Mais revenons au mythe. Pour tout cela, nous dit Barthes, «le mythe est une parole dépolitisée». Parce que le mythe universalise. Le mythe essentialise. Sa fonction est d’évacuer le réel, de l’innocenter. Mais nous aimons bien les mythes. Et nous en avons quelques-uns auxquels nous tenons.

Qu’en est-il de notre légendaire résilience et de ce phénix qui nous colle à la peau? Pour dire qu’on est mort mille fois et qu’on n’en peut plus de mourir? Et puis, franchement, qui a envie d’être un phénix en perpétuelle combustion? Les mythes sont beaux, certes. Ils nous ôtent de notre misère et font de nous des êtres transcendés. Ils donnent une image embellie de notre impuissance, et du sens à ce qui ne peut en avoir.

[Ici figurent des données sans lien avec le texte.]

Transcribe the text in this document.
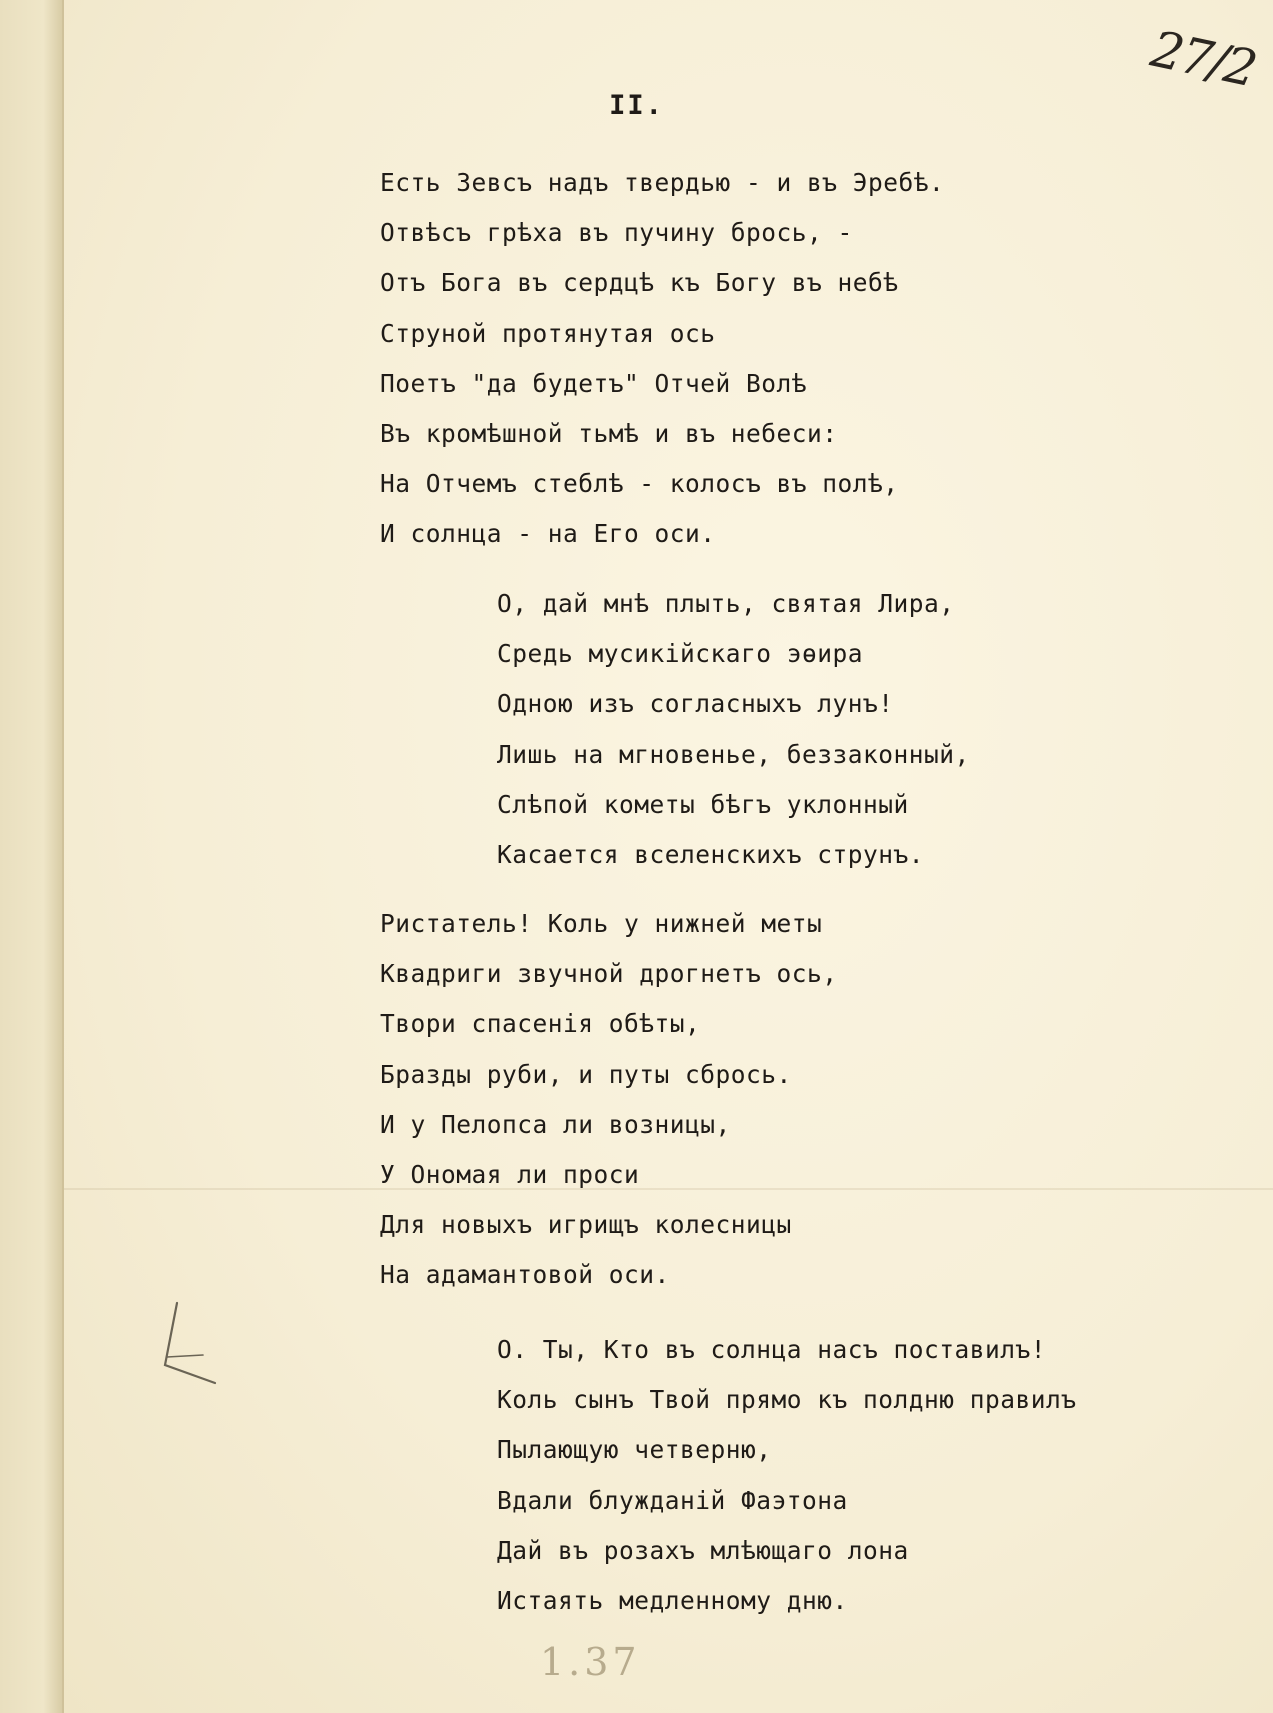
II.
27/2
Есть Зевсъ надъ твердью - и въ Эребѣ.
Отвѣсъ грѣха въ пучину брось, -
Отъ Бога въ сердцѣ къ Богу въ небѣ
Струной протянутая ось
Поетъ "да будетъ" Отчей Волѣ
Въ кромѣшной тьмѣ и въ небеси:
На Отчемъ стеблѣ - колосъ въ полѣ,
И солнца - на Его оси.
О, дай мнѣ плыть, святая Лира,
Средь мусикійскаго эѳира
Одною изъ согласныхъ лунъ!
Лишь на мгновенье, беззаконный,
Слѣпой кометы бѣгъ уклонный
Касается вселенскихъ струнъ.
Ристатель! Коль у нижней меты
Квадриги звучной дрогнетъ ось,
Твори спасенія обѣты,
Бразды руби, и путы сбрось.
И у Пелопса ли возницы,
У Ономая ли проси
Для новыхъ игрищъ колесницы
На адамантовой оси.
О. Ты, Кто въ солнца насъ поставилъ!
Коль сынъ Твой прямо къ полдню правилъ
Пылающую четверню,
Вдали блужданій Фаэтона
Дай въ розахъ млѣющаго лона
Истаять медленному дню.
1.37
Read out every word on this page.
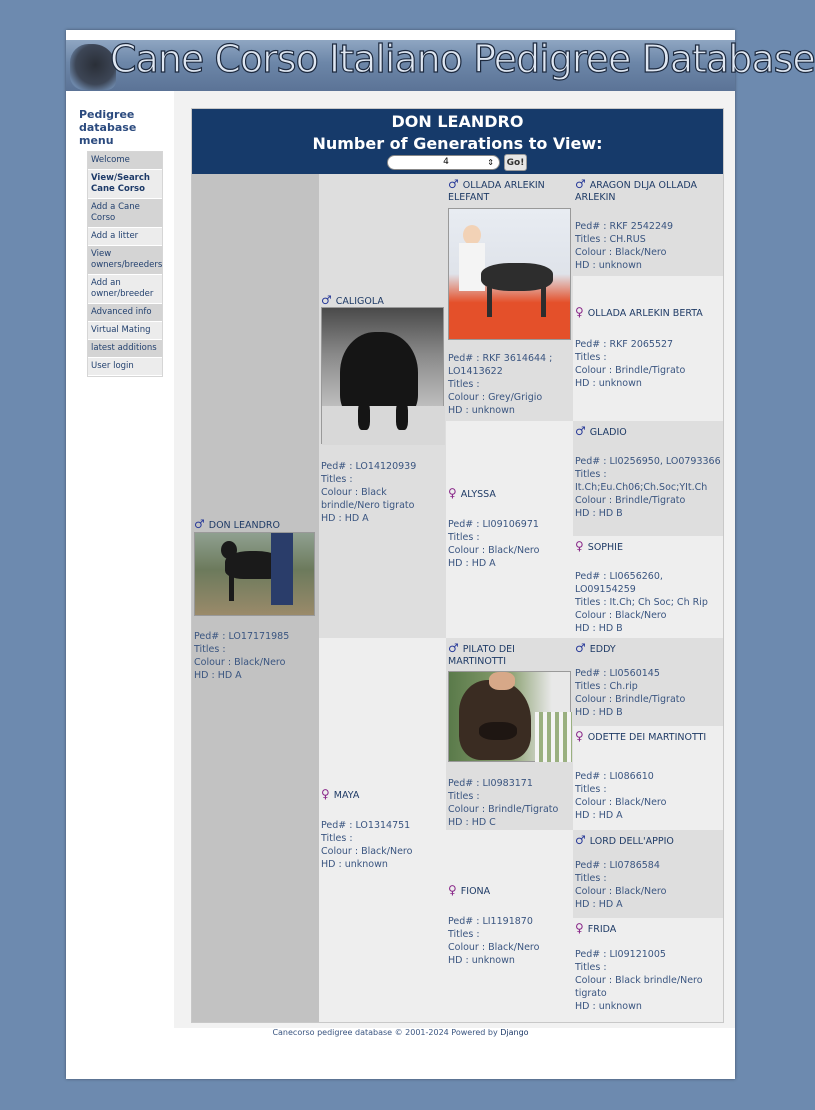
Cane Corso Italiano Pedigree Database
Pedigree database menu
Welcome
View/Search Cane Corso
Add a Cane Corso
Add a litter
View owners/breeders
Add an owner/breeder
Advanced info
Virtual Mating
latest additions
User login
DON LEANDRO
Number of Generations to View:
4	⇕ Go!
♂ DON LEANDRO
Ped# : LO17171985
Titles :
Colour : Black/Nero
HD : HD A
♂ CALIGOLA
Ped# : LO14120939
Titles :
Colour : Black brindle/Nero tigrato
HD : HD A
♀ MAYA
Ped# : LO1314751
Titles :
Colour : Black/Nero
HD : unknown
♂ OLLADA ARLEKIN ELEFANT
Ped# : RKF 3614644 ; LO1413622
Titles :
Colour : Grey/Grigio
HD : unknown
♀ ALYSSA
Ped# : LI09106971
Titles :
Colour : Black/Nero
HD : HD A
♂ PILATO DEI MARTINOTTI
Ped# : LI0983171
Titles :
Colour : Brindle/Tigrato
HD : HD C
♀ FIONA
Ped# : LI1191870
Titles :
Colour : Black/Nero
HD : unknown
♂ ARAGON DLJA OLLADA ARLEKIN
Ped# : RKF 2542249
Titles : CH.RUS
Colour : Black/Nero
HD : unknown
♀ OLLADA ARLEKIN BERTA
Ped# : RKF 2065527
Titles :
Colour : Brindle/Tigrato
HD : unknown
♂ GLADIO
Ped# : LI0256950, LO0793366
Titles : It.Ch;Eu.Ch06;Ch.Soc;YIt.Ch
Colour : Brindle/Tigrato
HD : HD B
♀ SOPHIE
Ped# : LI0656260, LO09154259
Titles : It.Ch; Ch Soc; Ch Rip
Colour : Black/Nero
HD : HD B
♂ EDDY
Ped# : LI0560145
Titles : Ch.rip
Colour : Brindle/Tigrato
HD : HD B
♀ ODETTE DEI MARTINOTTI
Ped# : LI086610
Titles :
Colour : Black/Nero
HD : HD A
♂ LORD DELL'APPIO
Ped# : LI0786584
Titles :
Colour : Black/Nero
HD : HD A
♀ FRIDA
Ped# : LI09121005
Titles :
Colour : Black brindle/Nero tigrato
HD : unknown
Canecorso pedigree database © 2001-2024 Powered by Django
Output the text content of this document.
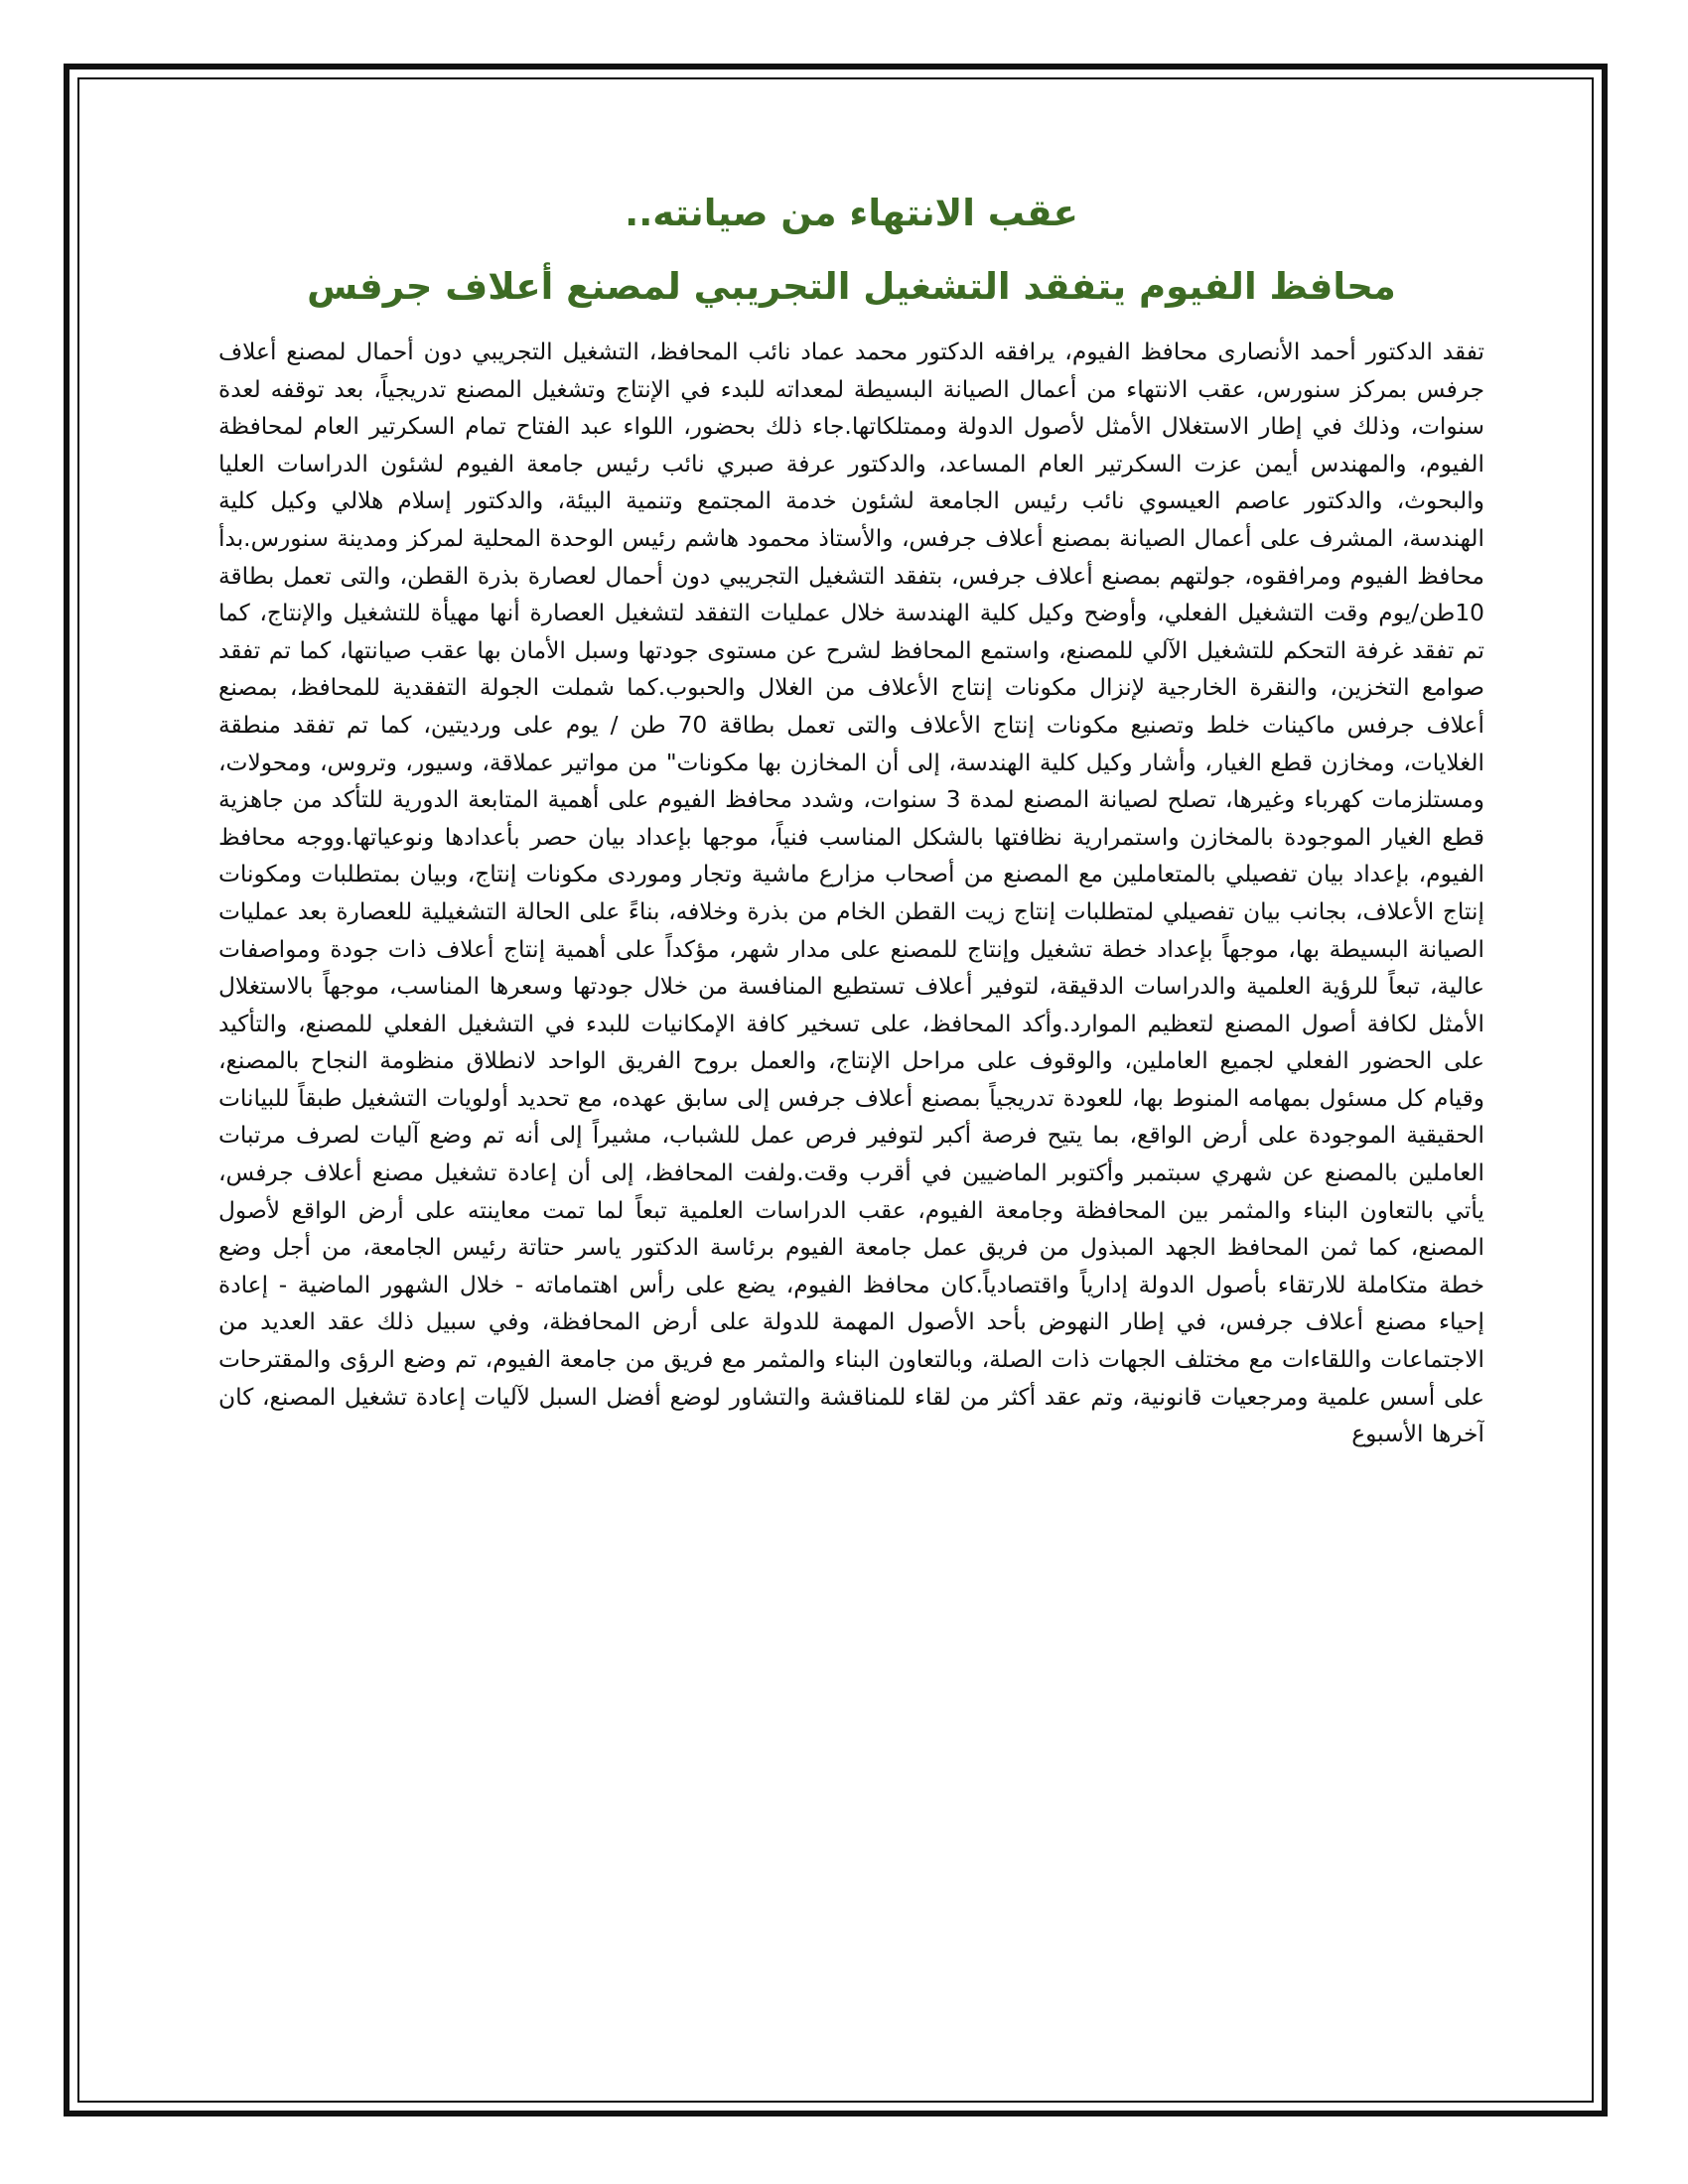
عقب الانتهاء من صيانته..
محافظ الفيوم يتفقد التشغيل التجريبي لمصنع أعلاف جرفس

تفقد الدكتور أحمد الأنصارى محافظ الفيوم، يرافقه الدكتور محمد عماد نائب المحافظ، التشغيل التجريبي دون أحمال لمصنع أعلاف جرفس بمركز سنورس، عقب الانتهاء من أعمال الصيانة البسيطة لمعداته للبدء في الإنتاج وتشغيل المصنع تدريجياً، بعد توقفه لعدة سنوات، وذلك في إطار الاستغلال الأمثل لأصول الدولة وممتلكاتها.جاء ذلك بحضور، اللواء عبد الفتاح تمام السكرتير العام لمحافظة الفيوم، والمهندس أيمن عزت السكرتير العام المساعد، والدكتور عرفة صبري نائب رئيس جامعة الفيوم لشئون الدراسات العليا والبحوث، والدكتور عاصم العيسوي نائب رئيس الجامعة لشئون خدمة المجتمع وتنمية البيئة، والدكتور إسلام هلالي وكيل كلية الهندسة، المشرف على أعمال الصيانة بمصنع أعلاف جرفس، والأستاذ محمود هاشم رئيس الوحدة المحلية لمركز ومدينة سنورس.بدأ محافظ الفيوم ومرافقوه، جولتهم بمصنع أعلاف جرفس، بتفقد التشغيل التجريبي دون أحمال لعصارة بذرة القطن، والتى تعمل بطاقة 10طن/يوم وقت التشغيل الفعلي، وأوضح وكيل كلية الهندسة خلال عمليات التفقد لتشغيل العصارة أنها مهيأة للتشغيل والإنتاج، كما تم تفقد غرفة التحكم للتشغيل الآلي للمصنع، واستمع المحافظ لشرح عن مستوى جودتها وسبل الأمان بها عقب صيانتها، كما تم تفقد صوامع التخزين، والنقرة الخارجية لإنزال مكونات إنتاج الأعلاف من الغلال والحبوب.كما شملت الجولة التفقدية للمحافظ، بمصنع أعلاف جرفس ماكينات خلط وتصنيع مكونات إنتاج الأعلاف والتى تعمل بطاقة 70 طن / يوم على ورديتين، كما تم تفقد منطقة الغلايات، ومخازن قطع الغيار، وأشار وكيل كلية الهندسة، إلى أن المخازن بها مكونات" من مواتير عملاقة، وسيور، وتروس، ومحولات، ومستلزمات كهرباء وغيرها، تصلح لصيانة المصنع لمدة 3 سنوات، وشدد محافظ الفيوم على أهمية المتابعة الدورية للتأكد من جاهزية قطع الغيار الموجودة بالمخازن واستمرارية نظافتها بالشكل المناسب فنياً، موجها بإعداد بيان حصر بأعدادها ونوعياتها.ووجه محافظ الفيوم، بإعداد بيان تفصيلي بالمتعاملين مع المصنع من أصحاب مزارع ماشية وتجار وموردى مكونات إنتاج، وبيان بمتطلبات ومكونات إنتاج الأعلاف، بجانب بيان تفصيلي لمتطلبات إنتاج زيت القطن الخام من بذرة وخلافه، بناءً على الحالة التشغيلية للعصارة بعد عمليات الصيانة البسيطة بها، موجهاً بإعداد خطة تشغيل وإنتاج للمصنع على مدار شهر، مؤكداً على أهمية إنتاج أعلاف ذات جودة ومواصفات عالية، تبعاً للرؤية العلمية والدراسات الدقيقة، لتوفير أعلاف تستطيع المنافسة من خلال جودتها وسعرها المناسب، موجهاً بالاستغلال الأمثل لكافة أصول المصنع لتعظيم الموارد.وأكد المحافظ، على تسخير كافة الإمكانيات للبدء في التشغيل الفعلي للمصنع، والتأكيد على الحضور الفعلي لجميع العاملين، والوقوف على مراحل الإنتاج، والعمل بروح الفريق الواحد لانطلاق منظومة النجاح بالمصنع، وقيام كل مسئول بمهامه المنوط بها، للعودة تدريجياً بمصنع أعلاف جرفس إلى سابق عهده، مع تحديد أولويات التشغيل طبقاً للبيانات الحقيقية الموجودة على أرض الواقع، بما يتيح فرصة أكبر لتوفير فرص عمل للشباب، مشيراً إلى أنه تم وضع آليات لصرف مرتبات العاملين بالمصنع عن شهري سبتمبر وأكتوبر الماضيين في أقرب وقت.ولفت المحافظ، إلى أن إعادة تشغيل مصنع أعلاف جرفس، يأتي بالتعاون البناء والمثمر بين المحافظة وجامعة الفيوم، عقب الدراسات العلمية تبعاً لما تمت معاينته على أرض الواقع لأصول المصنع، كما ثمن المحافظ الجهد المبذول من فريق عمل جامعة الفيوم برئاسة الدكتور ياسر حتاتة رئيس الجامعة، من أجل وضع خطة متكاملة للارتقاء بأصول الدولة إدارياً واقتصادياً.كان محافظ الفيوم، يضع على رأس اهتماماته - خلال الشهور الماضية - إعادة إحياء مصنع أعلاف جرفس، في إطار النهوض بأحد الأصول المهمة للدولة على أرض المحافظة، وفي سبيل ذلك عقد العديد من الاجتماعات واللقاءات مع مختلف الجهات ذات الصلة، وبالتعاون البناء والمثمر مع فريق من جامعة الفيوم، تم وضع الرؤى والمقترحات على أسس علمية ومرجعيات قانونية، وتم عقد أكثر من لقاء للمناقشة والتشاور لوضع أفضل السبل لآليات إعادة تشغيل المصنع، كان آخرها الأسبوع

Et ils évacuent l’essentiel: l’Histoire et ses contingences.

On peut aussi remonter plus loin, c’est que décidément nous aimons bien les mythes: la Suisse du Moyen-Orient (entendue comme paradis financier) est un autre mythe récalcitrant. Nous ne sommes plus qu’à un doigt de le réclamer à nouveau. Mais ce mythe-là, fort heureusement, on en a fait le deuil, tellement il sonne faux. Les temps de crise ont ceci de positif: ils nous coupent de notre passé légendaire et nous forcent à voir le monde tel qu’il est, les yeux ouverts.